Many were expecting Hillary Clinton to fall short of the challenge set
by her husband, and fail to win both the Ohio and Texas primary
elections. That she won these contests, as well as Rhode Island, has
again focused the US media on the significance of superdelegates. These
senators, representatives, governors and former presidents (including
Bill), who are likely to decide the Democratic nomination, are being
courted day and night by the Obama and Clinton campaigns. Nearly half
remain uncommitted. The key question in their minds: which candidate
has the support and policy positions to beat John McCain?

Obama’s
electability, as reflected in head-to-head polls with McCain, had
appeared robust. He has enjoyed a lead over the Republican nominee for
the best part of a year but the latest poll of polls on realclearpolitics.com suggests that this advantage has been eroded. Clinton currently beats
McCain, albeit by a tiny margin, but the Senator from Arizona had been
beating her since the end of last year. How relevant is this to a
superdelegate’s decision? The unreliability of polls was back in the
news following the New Hampshire primary. Newspapers on both sides of
the Atlantic were embarrassed when voters were greeted on the morning
after Clinton’s first victory with pictures of a smiling Obama. And
even George Gallup would not claim that opinion polls were of much use
eight months before election day.

As in the UK, general
elections in the US are not decided on a proportional basis. Each state
is assigned delegates according to its size. In most states, the
winning presidential candidate takes all these delegates to an
electoral college, which decides the outcome. Few doubt that the
Democrats will clean up on the eastern and western seaboards while the
GOP will take the Deep South and Great Plains.

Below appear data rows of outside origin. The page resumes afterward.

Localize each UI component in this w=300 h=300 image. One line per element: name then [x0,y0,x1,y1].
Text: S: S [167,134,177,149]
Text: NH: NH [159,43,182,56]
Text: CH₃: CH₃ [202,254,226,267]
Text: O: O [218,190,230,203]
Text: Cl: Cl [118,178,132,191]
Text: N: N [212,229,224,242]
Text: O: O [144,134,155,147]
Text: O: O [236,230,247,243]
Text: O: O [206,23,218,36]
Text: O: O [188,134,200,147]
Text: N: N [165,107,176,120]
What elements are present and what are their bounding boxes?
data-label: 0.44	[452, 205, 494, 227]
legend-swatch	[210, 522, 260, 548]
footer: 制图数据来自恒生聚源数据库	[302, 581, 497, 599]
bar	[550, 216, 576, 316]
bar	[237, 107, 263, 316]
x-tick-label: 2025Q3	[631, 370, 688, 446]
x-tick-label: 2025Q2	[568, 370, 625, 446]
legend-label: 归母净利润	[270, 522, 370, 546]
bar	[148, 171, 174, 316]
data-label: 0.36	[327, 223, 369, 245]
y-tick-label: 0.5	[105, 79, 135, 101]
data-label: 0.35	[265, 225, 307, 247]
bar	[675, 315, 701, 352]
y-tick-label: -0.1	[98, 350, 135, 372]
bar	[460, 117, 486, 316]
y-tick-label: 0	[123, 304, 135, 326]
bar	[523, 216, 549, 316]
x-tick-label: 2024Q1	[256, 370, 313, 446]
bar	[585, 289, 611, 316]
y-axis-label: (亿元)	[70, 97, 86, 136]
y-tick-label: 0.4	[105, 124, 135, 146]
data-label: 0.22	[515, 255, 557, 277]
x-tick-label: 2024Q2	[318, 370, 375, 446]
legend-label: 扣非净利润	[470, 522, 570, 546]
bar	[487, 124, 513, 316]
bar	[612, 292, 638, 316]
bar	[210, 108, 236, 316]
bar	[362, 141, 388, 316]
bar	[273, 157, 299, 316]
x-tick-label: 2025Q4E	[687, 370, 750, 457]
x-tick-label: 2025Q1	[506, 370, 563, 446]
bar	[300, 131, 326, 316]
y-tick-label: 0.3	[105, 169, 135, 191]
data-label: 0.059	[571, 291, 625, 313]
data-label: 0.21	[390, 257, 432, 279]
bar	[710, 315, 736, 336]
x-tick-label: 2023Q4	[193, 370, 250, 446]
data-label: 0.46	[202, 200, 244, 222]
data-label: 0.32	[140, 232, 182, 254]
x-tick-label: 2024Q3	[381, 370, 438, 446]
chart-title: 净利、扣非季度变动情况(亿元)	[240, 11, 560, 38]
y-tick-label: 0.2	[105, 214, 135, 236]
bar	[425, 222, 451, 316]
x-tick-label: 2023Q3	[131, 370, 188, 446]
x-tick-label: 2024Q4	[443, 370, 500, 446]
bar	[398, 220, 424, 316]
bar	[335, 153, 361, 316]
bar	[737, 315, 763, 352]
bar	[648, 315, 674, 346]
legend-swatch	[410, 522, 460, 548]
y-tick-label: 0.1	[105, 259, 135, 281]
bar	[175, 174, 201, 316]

The election will be
determined in half a dozen swing states.

In the states where
Kerry and Bush were within three percentage points of one another in
2004, Clinton has scored better among Democratic primary voters. She
won Nevada, New Mexico, Ohio and New Hampshire and is widely tipped to
win the Pennsylvania primary on April 22nd. Although it is unclear
whether the vote will count for anything, she also took Florida, where
the 2000 election was famously decided. By contrast Obama has only won
the small Midwestern states of Iowa and Wisconsin. Of course, it is
unclear how the crucial independents and disillusioned Republicans will
vote in these states. But this group tends to be comprised of
blue-collar workers, Hispanics and ‘soccer moms’, precisely the people
who have formed Clinton’s coalition in the primaries so far.

So
much for the electoral ‘math’. What about the issues? Obama is
criticised for being light on policy but on the key topic of Iraq, he
can justifiably claim that he opposed the war from the start. The
difficulty for him is that John McCain is inextricably linked to the
increasingly popular troop surge, which began over a year ago. In May
2007, only 32 per cent of Americans felt that the US army was making
progress in Iraq. Since then, this number has increased steadily and 43
per cent are now positive about the forces’ impact. In the face of this
upward trend, the Republican attack machine will go into overdrive to
paint Obama as unpatriotic and too inexperienced to be
commander-in-chief in a time of war. Recent coverage, indeed, has drawn
attention to his decision not to wear the stars and stripes on his
lapel.

Whatever Iraq’s importance to the election, the economy
will be voters’ top concern. If the US is not yet in a recession,
there’s a high chance that it will be by November. Both candidates have
well-developed (not to say ‘techy’) economic policies. Clinton focuses
on those who have lost their homes or jobs as a result of the downturn;
Obama’s is higher-level with middle class tax cuts and benefit payments
aimed at stimulating the economy. Voters are unlikely to examine the
fine print and will instead look at the candidate’s credentials.
Clinton will claim credit for her role as First Lady in creating
America’s first fiscal surplus in 30 years but may find it harder to
shake off her attachment to the North American Free Trade Agreement
(NAFTA), which is proving unpopular. On this tricky issue, Obama may
have blotted his copybook. One of his advisers told the Canadian
government that the campaign was not really protectionist. Meanwhile in
Ohio, Obama was telling voters the precise opposite. Whatever,
Clinton’s lead on this key issue – as with healthcare – is wide.

Barack’s
breed of ‘new’ politics (‘change we can believe in’) may well make all
of this irrelevant. Indeed, a unifying candidate as inspiring and
charismatic as Obama may be able to turn the tables on swing-state
electoral analysis and win by a landslide. As the campaign planes
zigzag across the United States until August’s conclusive Democratic
National Convention in Denver, the two candidates will need to convince
the undecided superdelegates of whether November’s election mantra
should be ‘it’s the economy, stupid II’ or ‘hope springs eternal’.